Do you DARE to read this post?

human computer interaction

But you will be damned if you don’t…

So, if you’re reading this article it either means you’re daring by natureand perhaps believes that “fortune favours the audacious” (Desiderius Erasmus), or you were tricked by the loss aversion bias, or you played into the hands of reactance because your freedom of choice was threatened… or you were just plain curious.

These are all psychological principles that are often used to get our attention, both in real life and the digital world. So, you may be wondering, what is the point of using these psychological principles in the first place? Well, I wanted to illustrate the power of using human psychology to induce a certain behaviour, particularly online. With this article I want to highlight the importance of the undeniable relationship between technology and psychology (i.e., the users), and how we need to prioritise this relationship whenever there is a human-computer interaction.
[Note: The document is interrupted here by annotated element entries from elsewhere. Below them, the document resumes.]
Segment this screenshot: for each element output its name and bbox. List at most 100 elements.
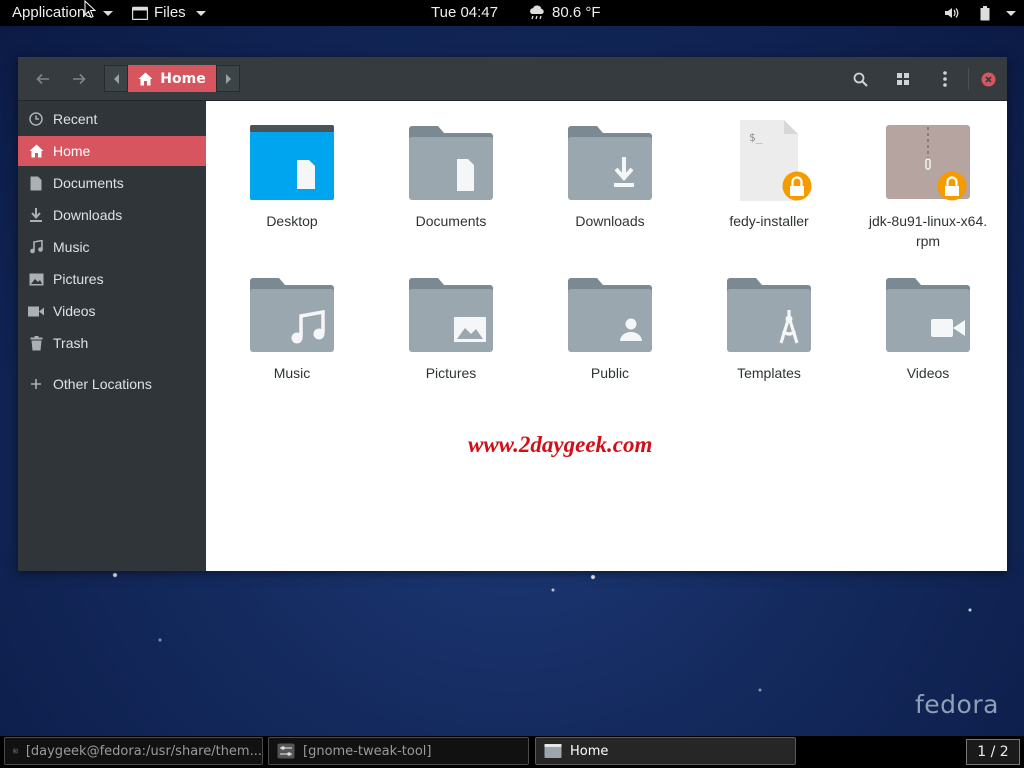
sidebar-item-label: Trash xyxy=(53,335,89,351)
clock-label: Tue 04:47 xyxy=(431,4,498,21)
desktop-folder-icon xyxy=(250,125,334,200)
script-file-icon: $_ xyxy=(740,120,812,201)
download-icon xyxy=(28,207,44,223)
weather-indicator[interactable]: 80.6 °F xyxy=(528,0,601,26)
sidebar-item-music[interactable]: Music xyxy=(18,232,206,262)
file-item-label: Templates xyxy=(737,365,801,381)
public-folder-icon xyxy=(568,278,652,352)
forward-button[interactable] xyxy=(66,67,92,91)
view-toggle-button[interactable] xyxy=(890,67,916,91)
weather-label: 80.6 °F xyxy=(552,4,601,21)
sidebar-item-pictures[interactable]: Pictures xyxy=(18,264,206,294)
chevron-left-icon xyxy=(113,73,119,84)
kebab-menu-icon xyxy=(943,71,947,87)
downloads-folder-icon xyxy=(568,126,652,200)
task-home-files[interactable]: Home xyxy=(535,737,796,765)
task-terminal[interactable]: [daygeek@fedora:/usr/share/them... xyxy=(4,737,263,765)
workspace-indicator[interactable]: 1 / 2 xyxy=(966,739,1020,765)
path-scroll-left-button[interactable] xyxy=(104,65,128,92)
file-item-videos[interactable]: Videos xyxy=(853,277,1003,383)
task-label: [gnome-tweak-tool] xyxy=(303,743,432,759)
menu-button[interactable] xyxy=(932,67,958,91)
svg-text:$_: $_ xyxy=(749,131,763,144)
file-manager-window: Home Recent Home Documents Downloads Mus… xyxy=(18,57,1007,571)
volume-icon xyxy=(945,8,959,18)
system-status-menu[interactable] xyxy=(944,0,1016,26)
mouse-pointer-icon xyxy=(84,0,96,19)
file-item-downloads[interactable]: Downloads xyxy=(535,125,685,231)
picture-icon xyxy=(28,271,44,287)
applications-menu[interactable]: Applications xyxy=(12,0,113,26)
window-list-bar: [daygeek@fedora:/usr/share/them... [gnom… xyxy=(0,736,1024,768)
sidebar-item-label: Pictures xyxy=(53,271,104,287)
sidebar-item-home[interactable]: Home xyxy=(18,136,206,166)
file-item-label: Videos xyxy=(906,365,950,381)
sidebar-item-label: Music xyxy=(53,239,90,255)
sidebar-item-recent[interactable]: Recent xyxy=(18,104,206,134)
task-label: Home xyxy=(570,743,609,759)
places-sidebar: Recent Home Documents Downloads Music Pi… xyxy=(18,101,207,571)
file-item-label: Desktop xyxy=(266,213,318,229)
sidebar-item-other-locations[interactable]: Other Locations xyxy=(18,369,206,399)
header-bar: Home xyxy=(18,57,1007,101)
home-icon xyxy=(138,72,153,85)
task-label: [daygeek@fedora:/usr/share/them... xyxy=(25,743,262,759)
grid-icon xyxy=(897,73,909,85)
file-item-label: fedy-installer xyxy=(729,213,809,229)
fedora-logo: fedora xyxy=(915,690,999,719)
path-home-button[interactable]: Home xyxy=(128,65,216,92)
file-item-label: Public xyxy=(590,365,630,381)
search-icon xyxy=(853,72,868,87)
file-item-label: Pictures xyxy=(425,365,477,381)
tweak-tool-icon xyxy=(277,743,295,759)
back-button[interactable] xyxy=(30,67,56,91)
file-item-label: jdk-8u91-linux-x64. rpm xyxy=(868,213,988,249)
archive-file-icon xyxy=(886,125,970,201)
file-item-fedy-installer[interactable]: $_ fedy-installer xyxy=(694,119,844,231)
file-item-jdk-rpm[interactable]: jdk-8u91-linux-x64. rpm xyxy=(853,125,1003,251)
file-view: Desktop Documents Downloads $_ fedy-inst… xyxy=(206,101,1007,571)
file-item-pictures[interactable]: Pictures xyxy=(376,277,526,383)
file-item-public[interactable]: Public xyxy=(535,277,685,383)
sidebar-item-downloads[interactable]: Downloads xyxy=(18,200,206,230)
file-item-music[interactable]: Music xyxy=(217,277,367,383)
home-icon xyxy=(28,143,44,159)
path-scroll-right-button[interactable] xyxy=(216,65,240,92)
chevron-down-icon xyxy=(1006,10,1016,16)
chevron-down-icon xyxy=(195,10,206,16)
close-icon xyxy=(981,72,995,86)
pictures-folder-icon xyxy=(409,278,493,352)
sidebar-item-documents[interactable]: Documents xyxy=(18,168,206,198)
templates-folder-icon xyxy=(727,278,811,352)
terminal-icon xyxy=(13,748,18,754)
task-gnome-tweak-tool[interactable]: [gnome-tweak-tool] xyxy=(268,737,529,765)
clock[interactable]: Tue 04:47 xyxy=(431,0,498,26)
file-item-label: Music xyxy=(273,365,311,381)
file-item-templates[interactable]: Templates xyxy=(694,277,844,383)
file-item-label: Documents xyxy=(415,213,487,229)
path-home-label: Home xyxy=(160,70,206,87)
files-label: Files xyxy=(154,4,186,21)
sidebar-item-label: Home xyxy=(53,143,91,159)
sidebar-item-trash[interactable]: Trash xyxy=(18,328,206,358)
chevron-down-icon xyxy=(102,10,113,16)
files-app-icon xyxy=(132,6,148,20)
applications-label: Applications xyxy=(12,4,93,21)
music-icon xyxy=(28,239,44,255)
close-window-button[interactable] xyxy=(975,67,1001,91)
header-separator xyxy=(968,68,969,90)
search-button[interactable] xyxy=(847,67,873,91)
arrow-left-icon xyxy=(36,73,49,85)
cloud-rain-icon xyxy=(530,5,544,20)
clock-icon xyxy=(28,111,44,127)
sidebar-item-label: Documents xyxy=(53,175,124,191)
file-item-desktop[interactable]: Desktop xyxy=(217,125,367,231)
plus-icon xyxy=(28,376,44,392)
watermark-text: www.2daygeek.com xyxy=(468,432,653,457)
path-bar: Home xyxy=(104,65,240,92)
top-bar: Applications Files Tue 04:47 80.6 °F xyxy=(0,0,1024,26)
file-item-documents[interactable]: Documents xyxy=(376,125,526,231)
sidebar-item-videos[interactable]: Videos xyxy=(18,296,206,326)
battery-icon xyxy=(980,5,990,20)
files-app-menu[interactable]: Files xyxy=(132,0,206,26)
With the rapid advancements of technology and its infiltration into our everyday lives, we can no longer ignore the importance of how the use of technology affects the human being on the other end.

I’ve always been a tech activist, ever since the first day I switched on my dad’s desktop computer back in 1980-something. I took to technology like a duck to water and has always been the one advocating for the use of technology and all of the possibilities it encapsulates. Technology fed my futuristic strength, it had a way of igniting inspiration and visionary ideals within me, and it still does. But, over time, after being in the water long enough, I became vividly aware of the lurking “darkness” underneath its glistening surface. A darkness that, when heedlessly ignored, can start to follow you, so quietly, so unassumingly, almost symbiotic like, until it pulls you into its powerful depths.

It is easy to point out the benefits that technology and the digital world bring with, but it is an entirely differently cattle of fish when you try and point out its lurking darkness. Why is this? Well, one primary reason–capitalism! Tech companies are on a mission to monetise and capatilise on user engagement and data at any cost, resulting in downward pressure on their designers and developers to maximise on user growth and engagement. This monetisation pursuit has set off a relentless race for human attention, irrespective of the “huma cost(s)”. But it is exactly these “human costs” that never make it to the balance sheets.

So, how do we start to take the human into consideration? One word: ETHICS!

“A man without ethics is a wild beast loosed upon this world.” Albert Camus

Ethics is often a phrase that often generates a sense of irritation in some people, or gets associated with a set of rules and gets left at the door. But,its importance cannot be overstated or overlooked, not anymore. In fact, ethics should not be a consideration, it should be a way of living and doing work. Imagine doctors did not live by their code of ethics, and debated whether or not they felt like doing their work ethically? Can you just image the extent of the harm?! Why should this be any different for tech companies, designers and developers who have the power to manipulate the human psyche and exploit their vulnerabilities?

Our lives have become so intertwined with technology, leaving tech companies with a considerable amount of power and immeasurable responsibility! For this reason, ethics in human-computer interaction has become indispensable and its value cannot be overstated. As such, every person who has the ability and opportunity to influence, has the responsibility to advocate for ethical design and development. To incorporate it in every tech curriculum, from designers, to developers, to online marketers! It shouldn’t just be a set of rules to read and then never look at again, but a guide of principles to help designers and developers create magic using technology. To use technology to solve real-world problems and better the lives of society at large. Ethics should be about empowering the user, not having power over the user.